The poster here gives a thorough description of the entire project, including a description of the model, a simulation study comparing the model with lasso, and benchmark results in comparison with its MATLAB implementation. It gains at most 100x speed-up on super large dataset.
The poster is awarded the Runnerup Award out of around 30 equally competitive posters in the student poster section of 2018 Fudan Science and Innovation Forum.
This project implements the GPU version of the MATLAB Bayereg
package [1], which features Bayesian linear regression with Gaussian or heavy-tailed error models with ridge, and lasso, horseshoe and horseshoe+ estimators
The package is developed under Ubuntu 16.0.
First, please make sure you have CUDA package installed. Check this by typing the following command.
nvcc --version
nvidia-smi
In my case, I have the following output.
$ nvcc --version
nvcc: NVIDIA (R) Cuda compiler driver
Copyright (c) 2005-2016 NVIDIA Corporation
Built on Tue_Jan_10_13:22:03_CST_2017
Cuda compilation tools, release 8.0, V8.0.61
$ nvidia-smi
Sat Dec 15 08:56:32 2018
+-----------------------------------------------------------------------------+
| NVIDIA-SMI 410.79 Driver Version: 410.79 CUDA Version: 10.0 |
|-------------------------------+----------------------+----------------------+
| GPU Name Persistence-M| Bus-Id Disp.A | Volatile Uncorr. ECC |
| Fan Temp Perf Pwr:Usage/Cap| Memory-Usage | GPU-Util Compute M. |
|===============================+======================+======================|
| 0 Tesla P100-PCIE... Off | 00000000:00:04.0 Off | 0 |
| N/A 40C P0 30W / 250W | 100MiB / 16280MiB | 0% Default |
+-------------------------------+----------------------+----------------------+
+-----------------------------------------------------------------------------+
| Processes: GPU Memory |
| GPU PID Type Process name Usage |
|=============================================================================|
| 0 1703 G /usr/lib/xorg/Xorg 100MiB |
+-----------------------------------------------------------------------------+
Second, the tests in the program use R, so also make sure you install the following R pacakges. Make sure R can be called in any directory. (It's a little bit clumsy though.)
library("readr")
library("e1071")
First, complie the package by typing make
in the command line. To clean up the output files and the executable, type make clean
.
By default, if you run ./a.out
, the program will run a series of tests, using test files under the folder ./test_data
. An example output should look like:
==== TEST 1: Initialization ====
[INFO]: Initialize a GpuGibbs object, data size: n = 4, p = 3.

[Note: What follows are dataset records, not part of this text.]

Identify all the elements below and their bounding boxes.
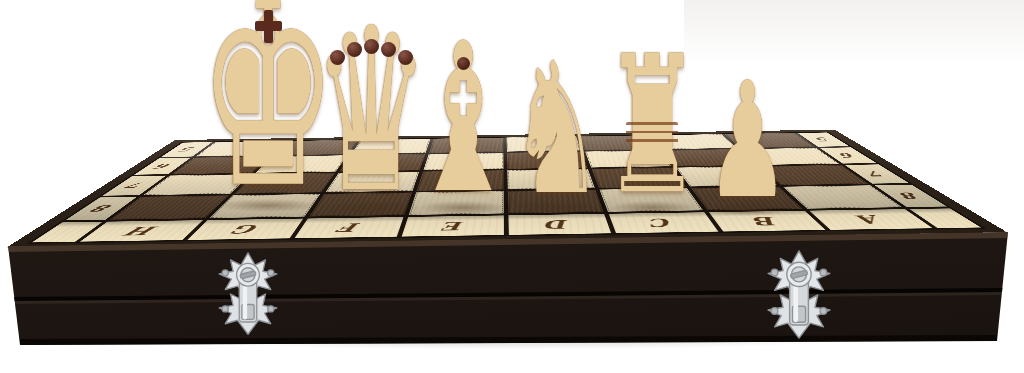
product-photo-scene: 55667788HGFEDCBA xyxy=(0,0,1024,373)
knight-glyph: ♞ xyxy=(510,38,605,220)
piece-white-pawn: ♟ xyxy=(702,95,794,210)
piece-white-bishop: ♝ xyxy=(412,59,514,208)
rook-glyph: ♜ xyxy=(603,31,702,221)
piece-white-rook: ♜ xyxy=(603,71,701,208)
pawn-glyph: ♟ xyxy=(706,61,789,221)
clasp-right-icon xyxy=(760,250,838,340)
piece-white-king: ♚ xyxy=(208,12,328,206)
piece-white-knight: ♞ xyxy=(505,76,609,207)
bishop-glyph: ♝ xyxy=(409,16,516,222)
clasp-left-icon xyxy=(212,252,284,336)
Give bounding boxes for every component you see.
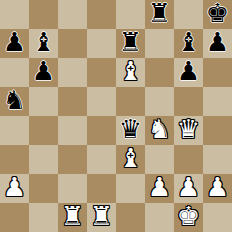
square-f3[interactable] bbox=[145, 145, 174, 174]
square-h5[interactable] bbox=[203, 87, 232, 116]
square-f6[interactable] bbox=[145, 58, 174, 87]
square-a5[interactable]: ♞ bbox=[0, 87, 29, 116]
square-g3[interactable] bbox=[174, 145, 203, 174]
square-b2[interactable] bbox=[29, 174, 58, 203]
square-b7[interactable]: ♝ bbox=[29, 29, 58, 58]
piece-white-bishop[interactable]: ♝ bbox=[119, 145, 142, 173]
square-a2[interactable]: ♟ bbox=[0, 174, 29, 203]
square-e1[interactable] bbox=[116, 203, 145, 232]
square-f4[interactable]: ♞ bbox=[145, 116, 174, 145]
square-f1[interactable] bbox=[145, 203, 174, 232]
square-a7[interactable]: ♟ bbox=[0, 29, 29, 58]
piece-black-rook[interactable]: ♜ bbox=[148, 0, 171, 28]
square-c3[interactable] bbox=[58, 145, 87, 174]
square-d5[interactable] bbox=[87, 87, 116, 116]
square-c6[interactable] bbox=[58, 58, 87, 87]
square-e7[interactable]: ♜ bbox=[116, 29, 145, 58]
square-d8[interactable] bbox=[87, 0, 116, 29]
square-g8[interactable] bbox=[174, 0, 203, 29]
square-e2[interactable] bbox=[116, 174, 145, 203]
piece-black-queen[interactable]: ♛ bbox=[119, 116, 142, 144]
square-a3[interactable] bbox=[0, 145, 29, 174]
piece-white-queen[interactable]: ♛ bbox=[177, 116, 200, 144]
square-b5[interactable] bbox=[29, 87, 58, 116]
square-d2[interactable] bbox=[87, 174, 116, 203]
piece-white-rook[interactable]: ♜ bbox=[90, 203, 113, 231]
square-e6[interactable]: ♝ bbox=[116, 58, 145, 87]
square-b4[interactable] bbox=[29, 116, 58, 145]
square-b3[interactable] bbox=[29, 145, 58, 174]
square-g1[interactable]: ♚ bbox=[174, 203, 203, 232]
square-g7[interactable]: ♝ bbox=[174, 29, 203, 58]
square-g2[interactable]: ♟ bbox=[174, 174, 203, 203]
piece-black-bishop[interactable]: ♝ bbox=[177, 29, 200, 57]
piece-white-knight[interactable]: ♞ bbox=[148, 116, 171, 144]
square-h4[interactable] bbox=[203, 116, 232, 145]
piece-white-rook[interactable]: ♜ bbox=[61, 203, 84, 231]
square-a8[interactable] bbox=[0, 0, 29, 29]
square-g6[interactable]: ♟ bbox=[174, 58, 203, 87]
square-e3[interactable]: ♝ bbox=[116, 145, 145, 174]
chess-board: ♜♚♟♝♜♝♟♟♝♟♞♛♞♛♝♟♟♟♟♜♜♚ bbox=[0, 0, 232, 232]
piece-black-pawn[interactable]: ♟ bbox=[32, 58, 55, 86]
square-h7[interactable]: ♟ bbox=[203, 29, 232, 58]
square-f7[interactable] bbox=[145, 29, 174, 58]
piece-black-pawn[interactable]: ♟ bbox=[3, 29, 26, 57]
square-d4[interactable] bbox=[87, 116, 116, 145]
square-c4[interactable] bbox=[58, 116, 87, 145]
square-b1[interactable] bbox=[29, 203, 58, 232]
piece-white-bishop[interactable]: ♝ bbox=[119, 58, 142, 86]
square-e8[interactable] bbox=[116, 0, 145, 29]
square-h3[interactable] bbox=[203, 145, 232, 174]
piece-black-knight[interactable]: ♞ bbox=[3, 87, 26, 115]
piece-white-king[interactable]: ♚ bbox=[177, 203, 200, 231]
square-h1[interactable] bbox=[203, 203, 232, 232]
square-a6[interactable] bbox=[0, 58, 29, 87]
piece-black-king[interactable]: ♚ bbox=[206, 0, 229, 28]
square-h2[interactable]: ♟ bbox=[203, 174, 232, 203]
square-f2[interactable]: ♟ bbox=[145, 174, 174, 203]
square-e5[interactable] bbox=[116, 87, 145, 116]
square-c2[interactable] bbox=[58, 174, 87, 203]
square-d1[interactable]: ♜ bbox=[87, 203, 116, 232]
square-h6[interactable] bbox=[203, 58, 232, 87]
square-c8[interactable] bbox=[58, 0, 87, 29]
piece-black-rook[interactable]: ♜ bbox=[119, 29, 142, 57]
piece-white-pawn[interactable]: ♟ bbox=[206, 174, 229, 202]
piece-white-pawn[interactable]: ♟ bbox=[148, 174, 171, 202]
square-a4[interactable] bbox=[0, 116, 29, 145]
square-g5[interactable] bbox=[174, 87, 203, 116]
square-c5[interactable] bbox=[58, 87, 87, 116]
square-f5[interactable] bbox=[145, 87, 174, 116]
square-h8[interactable]: ♚ bbox=[203, 0, 232, 29]
square-f8[interactable]: ♜ bbox=[145, 0, 174, 29]
square-a1[interactable] bbox=[0, 203, 29, 232]
square-b6[interactable]: ♟ bbox=[29, 58, 58, 87]
square-d3[interactable] bbox=[87, 145, 116, 174]
piece-white-pawn[interactable]: ♟ bbox=[177, 174, 200, 202]
square-d6[interactable] bbox=[87, 58, 116, 87]
piece-black-pawn[interactable]: ♟ bbox=[206, 29, 229, 57]
square-g4[interactable]: ♛ bbox=[174, 116, 203, 145]
square-c1[interactable]: ♜ bbox=[58, 203, 87, 232]
square-d7[interactable] bbox=[87, 29, 116, 58]
square-e4[interactable]: ♛ bbox=[116, 116, 145, 145]
piece-black-pawn[interactable]: ♟ bbox=[177, 58, 200, 86]
piece-black-bishop[interactable]: ♝ bbox=[32, 29, 55, 57]
square-b8[interactable] bbox=[29, 0, 58, 29]
piece-white-pawn[interactable]: ♟ bbox=[3, 174, 26, 202]
square-c7[interactable] bbox=[58, 29, 87, 58]
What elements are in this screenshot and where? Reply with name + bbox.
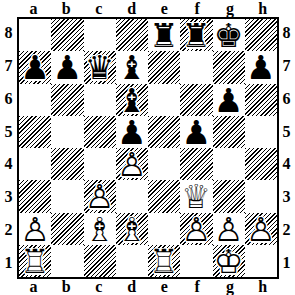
square-b8[interactable] bbox=[51, 19, 83, 51]
square-g5[interactable] bbox=[213, 116, 245, 148]
file-label-bottom-h: h bbox=[246, 278, 279, 295]
square-d4[interactable]: ♟♙ bbox=[116, 148, 148, 180]
file-label-top-a: a bbox=[17, 0, 50, 17]
square-d8[interactable] bbox=[116, 19, 148, 51]
file-label-bottom-b: b bbox=[50, 278, 83, 295]
rank-label-left-6: 6 bbox=[0, 83, 17, 116]
file-label-bottom-a: a bbox=[17, 278, 50, 295]
piece-glyph-fill: ♟ bbox=[246, 51, 276, 83]
file-label-top-f: f bbox=[181, 0, 214, 17]
square-f8[interactable]: ♜ bbox=[180, 19, 212, 51]
square-d1[interactable] bbox=[116, 245, 148, 277]
piece-black-queen[interactable]: ♛ bbox=[84, 51, 116, 83]
file-label-bottom-c: c bbox=[83, 278, 116, 295]
rank-label-left-3: 3 bbox=[0, 181, 17, 214]
square-c1[interactable] bbox=[84, 245, 116, 277]
file-labels-top: abcdefgh bbox=[17, 0, 279, 17]
piece-glyph-outline: ♙ bbox=[182, 213, 212, 245]
square-e3[interactable] bbox=[148, 180, 180, 212]
square-h2[interactable]: ♟♙ bbox=[245, 213, 277, 245]
piece-glyph-fill: ♝ bbox=[117, 84, 147, 116]
square-h1[interactable] bbox=[245, 245, 277, 277]
piece-white-rook[interactable]: ♜♖ bbox=[148, 245, 180, 277]
square-g1[interactable]: ♚♔ bbox=[213, 245, 245, 277]
piece-black-pawn[interactable]: ♟ bbox=[213, 84, 245, 116]
square-c3[interactable]: ♟♙ bbox=[84, 180, 116, 212]
square-h7[interactable]: ♟ bbox=[245, 51, 277, 83]
piece-white-pawn[interactable]: ♟♙ bbox=[84, 180, 116, 212]
square-f5[interactable]: ♟ bbox=[180, 116, 212, 148]
file-label-top-d: d bbox=[115, 0, 148, 17]
piece-white-rook[interactable]: ♜♖ bbox=[19, 245, 51, 277]
rank-label-right-6: 6 bbox=[278, 83, 295, 116]
square-b1[interactable] bbox=[51, 245, 83, 277]
chess-diagram: abcdefgh 87654321 ♜♜♚♟♟♛♝♟♝♟♟♟♟♙♟♙♛♕♟♙♝♗… bbox=[0, 0, 295, 295]
file-label-top-h: h bbox=[246, 0, 279, 17]
square-f3[interactable]: ♛♕ bbox=[180, 180, 212, 212]
rank-labels-left: 87654321 bbox=[0, 17, 17, 279]
chess-board: ♜♜♚♟♟♛♝♟♝♟♟♟♟♙♟♙♛♕♟♙♝♗♝♗♟♙♟♙♟♙♜♖♜♖♚♔ bbox=[17, 17, 279, 279]
file-label-bottom-f: f bbox=[181, 278, 214, 295]
square-g8[interactable]: ♚ bbox=[213, 19, 245, 51]
square-b4[interactable] bbox=[51, 148, 83, 180]
square-f7[interactable] bbox=[180, 51, 212, 83]
square-c4[interactable] bbox=[84, 148, 116, 180]
rank-label-right-1: 1 bbox=[278, 246, 295, 279]
square-h6[interactable] bbox=[245, 84, 277, 116]
square-g2[interactable]: ♟♙ bbox=[213, 213, 245, 245]
piece-glyph-outline: ♙ bbox=[246, 213, 276, 245]
square-f2[interactable]: ♟♙ bbox=[180, 213, 212, 245]
file-label-top-g: g bbox=[214, 0, 247, 17]
piece-black-pawn[interactable]: ♟ bbox=[116, 116, 148, 148]
file-label-top-e: e bbox=[148, 0, 181, 17]
square-a4[interactable] bbox=[19, 148, 51, 180]
file-labels-bottom: abcdefgh bbox=[17, 278, 279, 295]
rank-label-right-7: 7 bbox=[278, 50, 295, 83]
square-b6[interactable] bbox=[51, 84, 83, 116]
square-e7[interactable] bbox=[148, 51, 180, 83]
square-e6[interactable] bbox=[148, 84, 180, 116]
square-a1[interactable]: ♜♖ bbox=[19, 245, 51, 277]
square-a2[interactable]: ♟♙ bbox=[19, 213, 51, 245]
square-h5[interactable] bbox=[245, 116, 277, 148]
file-label-top-c: c bbox=[83, 0, 116, 17]
square-g4[interactable] bbox=[213, 148, 245, 180]
square-a7[interactable]: ♟ bbox=[19, 51, 51, 83]
piece-black-pawn[interactable]: ♟ bbox=[51, 51, 83, 83]
piece-glyph-fill: ♚ bbox=[214, 19, 244, 51]
square-d5[interactable]: ♟ bbox=[116, 116, 148, 148]
rank-label-right-4: 4 bbox=[278, 148, 295, 181]
rank-labels-right: 87654321 bbox=[278, 17, 295, 279]
piece-black-rook[interactable]: ♜ bbox=[148, 19, 180, 51]
piece-glyph-fill: ♟ bbox=[117, 116, 147, 148]
square-c6[interactable] bbox=[84, 84, 116, 116]
piece-black-bishop[interactable]: ♝ bbox=[116, 51, 148, 83]
piece-glyph-outline: ♙ bbox=[20, 213, 50, 245]
piece-black-pawn[interactable]: ♟ bbox=[19, 51, 51, 83]
piece-glyph-outline: ♖ bbox=[20, 245, 50, 277]
square-g6[interactable]: ♟ bbox=[213, 84, 245, 116]
square-h8[interactable] bbox=[245, 19, 277, 51]
square-c8[interactable] bbox=[84, 19, 116, 51]
square-a5[interactable] bbox=[19, 116, 51, 148]
square-e8[interactable]: ♜ bbox=[148, 19, 180, 51]
square-e1[interactable]: ♜♖ bbox=[148, 245, 180, 277]
piece-white-bishop[interactable]: ♝♗ bbox=[116, 213, 148, 245]
piece-black-bishop[interactable]: ♝ bbox=[116, 84, 148, 116]
rank-label-left-4: 4 bbox=[0, 148, 17, 181]
square-e5[interactable] bbox=[148, 116, 180, 148]
file-label-bottom-d: d bbox=[115, 278, 148, 295]
square-h4[interactable] bbox=[245, 148, 277, 180]
piece-glyph-fill: ♟ bbox=[20, 51, 50, 83]
square-c2[interactable]: ♝♗ bbox=[84, 213, 116, 245]
piece-white-pawn[interactable]: ♟♙ bbox=[180, 213, 212, 245]
piece-white-pawn[interactable]: ♟♙ bbox=[213, 213, 245, 245]
piece-white-king[interactable]: ♚♔ bbox=[213, 245, 245, 277]
square-b3[interactable] bbox=[51, 180, 83, 212]
square-d6[interactable]: ♝ bbox=[116, 84, 148, 116]
square-d2[interactable]: ♝♗ bbox=[116, 213, 148, 245]
square-a8[interactable] bbox=[19, 19, 51, 51]
piece-white-pawn[interactable]: ♟♙ bbox=[19, 213, 51, 245]
square-a6[interactable] bbox=[19, 84, 51, 116]
piece-glyph-fill: ♜ bbox=[182, 19, 212, 51]
square-b2[interactable] bbox=[51, 213, 83, 245]
piece-glyph-outline: ♕ bbox=[182, 180, 212, 212]
piece-glyph-fill: ♟ bbox=[53, 51, 83, 83]
rank-label-left-1: 1 bbox=[0, 246, 17, 279]
piece-white-pawn[interactable]: ♟♙ bbox=[245, 213, 277, 245]
piece-glyph-fill: ♜ bbox=[149, 19, 179, 51]
rank-label-left-7: 7 bbox=[0, 50, 17, 83]
piece-glyph-outline: ♗ bbox=[85, 213, 115, 245]
rank-label-right-5: 5 bbox=[278, 115, 295, 148]
piece-glyph-outline: ♔ bbox=[214, 245, 244, 277]
square-f1[interactable] bbox=[180, 245, 212, 277]
piece-glyph-outline: ♖ bbox=[149, 245, 179, 277]
square-d7[interactable]: ♝ bbox=[116, 51, 148, 83]
square-b5[interactable] bbox=[51, 116, 83, 148]
square-g3[interactable] bbox=[213, 180, 245, 212]
piece-glyph-fill: ♝ bbox=[117, 51, 147, 83]
piece-glyph-fill: ♛ bbox=[85, 51, 115, 83]
piece-glyph-fill: ♟ bbox=[214, 84, 244, 116]
piece-glyph-outline: ♙ bbox=[85, 180, 115, 212]
square-f4[interactable] bbox=[180, 148, 212, 180]
piece-glyph-outline: ♙ bbox=[117, 148, 147, 180]
file-label-bottom-g: g bbox=[214, 278, 247, 295]
piece-white-queen[interactable]: ♛♕ bbox=[180, 180, 212, 212]
rank-label-right-2: 2 bbox=[278, 214, 295, 247]
rank-label-right-8: 8 bbox=[278, 17, 295, 50]
piece-glyph-outline: ♙ bbox=[214, 213, 244, 245]
piece-black-king[interactable]: ♚ bbox=[213, 19, 245, 51]
rank-label-right-3: 3 bbox=[278, 181, 295, 214]
piece-black-rook[interactable]: ♜ bbox=[180, 19, 212, 51]
rank-label-left-2: 2 bbox=[0, 214, 17, 247]
square-g7[interactable] bbox=[213, 51, 245, 83]
square-c5[interactable] bbox=[84, 116, 116, 148]
square-e2[interactable] bbox=[148, 213, 180, 245]
square-a3[interactable] bbox=[19, 180, 51, 212]
square-d3[interactable] bbox=[116, 180, 148, 212]
piece-white-pawn[interactable]: ♟♙ bbox=[116, 148, 148, 180]
square-h3[interactable] bbox=[245, 180, 277, 212]
piece-white-bishop[interactable]: ♝♗ bbox=[84, 213, 116, 245]
piece-black-pawn[interactable]: ♟ bbox=[245, 51, 277, 83]
piece-glyph-outline: ♗ bbox=[117, 213, 147, 245]
rank-label-left-5: 5 bbox=[0, 115, 17, 148]
square-f6[interactable] bbox=[180, 84, 212, 116]
file-label-bottom-e: e bbox=[148, 278, 181, 295]
square-c7[interactable]: ♛ bbox=[84, 51, 116, 83]
file-label-top-b: b bbox=[50, 0, 83, 17]
rank-label-left-8: 8 bbox=[0, 17, 17, 50]
piece-black-pawn[interactable]: ♟ bbox=[180, 116, 212, 148]
square-b7[interactable]: ♟ bbox=[51, 51, 83, 83]
piece-glyph-fill: ♟ bbox=[182, 116, 212, 148]
square-e4[interactable] bbox=[148, 148, 180, 180]
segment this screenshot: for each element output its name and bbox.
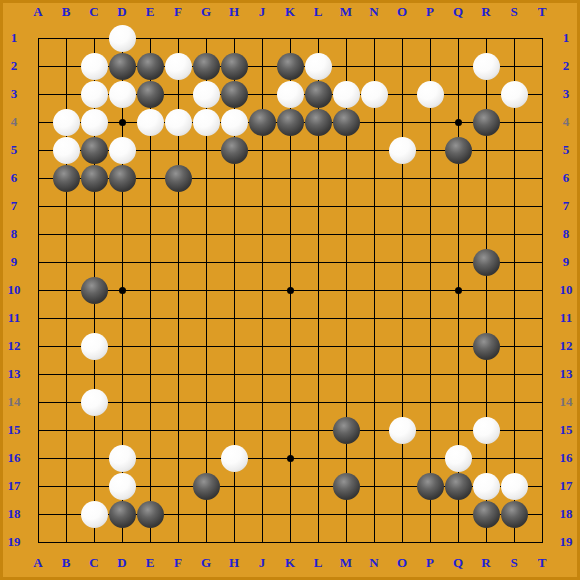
- cell-A8[interactable]: [24, 220, 52, 248]
- cell-L4[interactable]: [304, 108, 332, 136]
- cell-H9[interactable]: [220, 248, 248, 276]
- cell-R4[interactable]: [472, 108, 500, 136]
- cell-C13[interactable]: [80, 360, 108, 388]
- cell-P7[interactable]: [416, 192, 444, 220]
- cell-A10[interactable]: [24, 276, 52, 304]
- cell-F11[interactable]: [164, 304, 192, 332]
- cell-L2[interactable]: [304, 52, 332, 80]
- cell-G17[interactable]: [192, 472, 220, 500]
- cell-G18[interactable]: [192, 500, 220, 528]
- cell-C11[interactable]: [80, 304, 108, 332]
- cell-E14[interactable]: [136, 388, 164, 416]
- cell-O10[interactable]: [388, 276, 416, 304]
- cell-F1[interactable]: [164, 24, 192, 52]
- cell-R5[interactable]: [472, 136, 500, 164]
- cell-B9[interactable]: [52, 248, 80, 276]
- cell-P6[interactable]: [416, 164, 444, 192]
- cell-N14[interactable]: [360, 388, 388, 416]
- cell-M15[interactable]: [332, 416, 360, 444]
- cell-G7[interactable]: [192, 192, 220, 220]
- cell-Q13[interactable]: [444, 360, 472, 388]
- cell-L18[interactable]: [304, 500, 332, 528]
- cell-E17[interactable]: [136, 472, 164, 500]
- cell-B18[interactable]: [52, 500, 80, 528]
- cell-N4[interactable]: [360, 108, 388, 136]
- cell-D2[interactable]: [108, 52, 136, 80]
- cell-M8[interactable]: [332, 220, 360, 248]
- cell-S1[interactable]: [500, 24, 528, 52]
- cell-F10[interactable]: [164, 276, 192, 304]
- cell-H4[interactable]: [220, 108, 248, 136]
- cell-A4[interactable]: [24, 108, 52, 136]
- cell-C4[interactable]: [80, 108, 108, 136]
- cell-E19[interactable]: [136, 528, 164, 556]
- cell-P18[interactable]: [416, 500, 444, 528]
- cell-M12[interactable]: [332, 332, 360, 360]
- cell-M16[interactable]: [332, 444, 360, 472]
- cell-N11[interactable]: [360, 304, 388, 332]
- cell-A15[interactable]: [24, 416, 52, 444]
- cell-G3[interactable]: [192, 80, 220, 108]
- cell-L15[interactable]: [304, 416, 332, 444]
- cell-M5[interactable]: [332, 136, 360, 164]
- cell-C9[interactable]: [80, 248, 108, 276]
- cell-S7[interactable]: [500, 192, 528, 220]
- cell-J6[interactable]: [248, 164, 276, 192]
- cell-K4[interactable]: [276, 108, 304, 136]
- cell-R17[interactable]: [472, 472, 500, 500]
- cell-B5[interactable]: [52, 136, 80, 164]
- cell-P19[interactable]: [416, 528, 444, 556]
- cell-B15[interactable]: [52, 416, 80, 444]
- cell-D8[interactable]: [108, 220, 136, 248]
- cell-B14[interactable]: [52, 388, 80, 416]
- cell-J10[interactable]: [248, 276, 276, 304]
- cell-H5[interactable]: [220, 136, 248, 164]
- cell-K17[interactable]: [276, 472, 304, 500]
- cell-J7[interactable]: [248, 192, 276, 220]
- cell-A2[interactable]: [24, 52, 52, 80]
- cell-J15[interactable]: [248, 416, 276, 444]
- cell-Q16[interactable]: [444, 444, 472, 472]
- cell-R18[interactable]: [472, 500, 500, 528]
- cell-R15[interactable]: [472, 416, 500, 444]
- cell-M4[interactable]: [332, 108, 360, 136]
- cell-E9[interactable]: [136, 248, 164, 276]
- cell-Q3[interactable]: [444, 80, 472, 108]
- cell-A14[interactable]: [24, 388, 52, 416]
- cell-L11[interactable]: [304, 304, 332, 332]
- cell-H13[interactable]: [220, 360, 248, 388]
- cell-H10[interactable]: [220, 276, 248, 304]
- cell-P13[interactable]: [416, 360, 444, 388]
- cell-E13[interactable]: [136, 360, 164, 388]
- cell-K16[interactable]: [276, 444, 304, 472]
- cell-O2[interactable]: [388, 52, 416, 80]
- cell-A18[interactable]: [24, 500, 52, 528]
- cell-B7[interactable]: [52, 192, 80, 220]
- cell-O18[interactable]: [388, 500, 416, 528]
- cell-R12[interactable]: [472, 332, 500, 360]
- cell-Q8[interactable]: [444, 220, 472, 248]
- cell-F4[interactable]: [164, 108, 192, 136]
- cell-C10[interactable]: [80, 276, 108, 304]
- cell-M9[interactable]: [332, 248, 360, 276]
- cell-S5[interactable]: [500, 136, 528, 164]
- cell-P17[interactable]: [416, 472, 444, 500]
- cell-C2[interactable]: [80, 52, 108, 80]
- cell-L8[interactable]: [304, 220, 332, 248]
- cell-C8[interactable]: [80, 220, 108, 248]
- cell-E8[interactable]: [136, 220, 164, 248]
- cell-G12[interactable]: [192, 332, 220, 360]
- cell-C12[interactable]: [80, 332, 108, 360]
- cell-E1[interactable]: [136, 24, 164, 52]
- cell-K9[interactable]: [276, 248, 304, 276]
- cell-P5[interactable]: [416, 136, 444, 164]
- cell-K7[interactable]: [276, 192, 304, 220]
- cell-K12[interactable]: [276, 332, 304, 360]
- cell-H6[interactable]: [220, 164, 248, 192]
- cell-J18[interactable]: [248, 500, 276, 528]
- cell-N15[interactable]: [360, 416, 388, 444]
- cell-R10[interactable]: [472, 276, 500, 304]
- cell-O8[interactable]: [388, 220, 416, 248]
- cell-Q1[interactable]: [444, 24, 472, 52]
- cell-A5[interactable]: [24, 136, 52, 164]
- cell-C3[interactable]: [80, 80, 108, 108]
- cell-S17[interactable]: [500, 472, 528, 500]
- cell-R3[interactable]: [472, 80, 500, 108]
- cell-P4[interactable]: [416, 108, 444, 136]
- cell-C5[interactable]: [80, 136, 108, 164]
- cell-H15[interactable]: [220, 416, 248, 444]
- cell-N7[interactable]: [360, 192, 388, 220]
- cell-O13[interactable]: [388, 360, 416, 388]
- cell-N6[interactable]: [360, 164, 388, 192]
- cell-M13[interactable]: [332, 360, 360, 388]
- cell-O5[interactable]: [388, 136, 416, 164]
- cell-H17[interactable]: [220, 472, 248, 500]
- cell-D9[interactable]: [108, 248, 136, 276]
- cell-E4[interactable]: [136, 108, 164, 136]
- cell-P3[interactable]: [416, 80, 444, 108]
- cell-N2[interactable]: [360, 52, 388, 80]
- cell-M3[interactable]: [332, 80, 360, 108]
- cell-M6[interactable]: [332, 164, 360, 192]
- cell-F12[interactable]: [164, 332, 192, 360]
- cell-F2[interactable]: [164, 52, 192, 80]
- cell-G8[interactable]: [192, 220, 220, 248]
- cell-G15[interactable]: [192, 416, 220, 444]
- cell-D10[interactable]: [108, 276, 136, 304]
- cell-H8[interactable]: [220, 220, 248, 248]
- cell-H19[interactable]: [220, 528, 248, 556]
- cell-O14[interactable]: [388, 388, 416, 416]
- cell-N19[interactable]: [360, 528, 388, 556]
- cell-Q12[interactable]: [444, 332, 472, 360]
- cell-J14[interactable]: [248, 388, 276, 416]
- cell-J9[interactable]: [248, 248, 276, 276]
- cell-J3[interactable]: [248, 80, 276, 108]
- cell-M18[interactable]: [332, 500, 360, 528]
- cell-Q5[interactable]: [444, 136, 472, 164]
- cell-D1[interactable]: [108, 24, 136, 52]
- cell-J5[interactable]: [248, 136, 276, 164]
- cell-A12[interactable]: [24, 332, 52, 360]
- cell-J2[interactable]: [248, 52, 276, 80]
- cell-F3[interactable]: [164, 80, 192, 108]
- cell-K6[interactable]: [276, 164, 304, 192]
- cell-H3[interactable]: [220, 80, 248, 108]
- cell-S15[interactable]: [500, 416, 528, 444]
- cell-G2[interactable]: [192, 52, 220, 80]
- cell-B19[interactable]: [52, 528, 80, 556]
- cell-D14[interactable]: [108, 388, 136, 416]
- cell-Q6[interactable]: [444, 164, 472, 192]
- cell-L10[interactable]: [304, 276, 332, 304]
- cell-Q9[interactable]: [444, 248, 472, 276]
- cell-R11[interactable]: [472, 304, 500, 332]
- cell-E7[interactable]: [136, 192, 164, 220]
- cell-M14[interactable]: [332, 388, 360, 416]
- cell-B11[interactable]: [52, 304, 80, 332]
- cell-O19[interactable]: [388, 528, 416, 556]
- cell-Q18[interactable]: [444, 500, 472, 528]
- cell-F13[interactable]: [164, 360, 192, 388]
- cell-D16[interactable]: [108, 444, 136, 472]
- cell-D7[interactable]: [108, 192, 136, 220]
- cell-S10[interactable]: [500, 276, 528, 304]
- cell-A3[interactable]: [24, 80, 52, 108]
- cell-S16[interactable]: [500, 444, 528, 472]
- cell-L12[interactable]: [304, 332, 332, 360]
- cell-E6[interactable]: [136, 164, 164, 192]
- cell-H1[interactable]: [220, 24, 248, 52]
- cell-C7[interactable]: [80, 192, 108, 220]
- cell-R13[interactable]: [472, 360, 500, 388]
- cell-G6[interactable]: [192, 164, 220, 192]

[INFO]: Successful initialization
==== PASS TEST 1 ====
==== TEST 2: Residual update ====
[INFO]: Initialize a GpuGibbs object, data size: n = 4, p = 3.
[INFO]: Successful initialization
==== PASS TEST 2 ====
==== TEST 3: Gamma (single update, sigmaSqInv) dist ====
[INFO]: Initialize a GpuGibbs object, data size: n = 4, p = 3.
[INFO]: Successful initialization
Empirical estimate: alpha = 3.500000, beta = 2.000000
[1] "mean = 1.744453694125"
[1] "var = 0.874717715798537"
[1] "skew = 1.03556626743185"
Expected estimate:
[1] mean = 1.75
[1] var = 0.875
[1] skew = 1.069045
Empirical estimate: alpha = 3.500000, beta = 3.500000
[1] "mean = 1.00993304771613"
[1] "var = 0.289166113645945"
[1] "skew = 1.00366855371814"
...
./a.out 10000 1000 5000 0
The above command will generate a dataset of 10000 x 1000, and run the Gibbs sampler for 5000 iterations. The 0
means we skip the testing. An example output should look like
$ ./a.out 10000 1000 5000 0
n=10000, p=1000, iter=5000
[INFO]: Initialize a GpuGibbs object, data size: n = 10000, p = 1000.
[INFO]: Start generating data
[INFO]: Finish generating data
[INFO]: Successful initialization
Iter = 0, time = 0.022564, expeted total = inf
Iter = 100, time = 0.426637, expeted total = 21.331847
Iter = 200, time = 0.810320, expeted total = 20.257998
Iter = 300, time = 1.190723, expeted total = 19.845382
Iter = 400, time = 1.572329, expeted total = 19.654110
Iter = 500, time = 1.950976, expeted total = 19.509759
Iter = 600, time = 2.325463, expeted total = 19.378857
...
[1] Makalic, Enes, and Daniel F. Schmidt. "High-Dimensional Bayesian Regularised Regression with the BayesReg Package." arXiv preprint arXiv:1611.06649 (2016).
[2] Terenin, Alexander, Shawfeng Dong, and David Draper. "GPU-accelerated Gibbs sampling: a case study of the Horseshoe Probit model." Statistics and Computing 29.2 (2019): 301-310.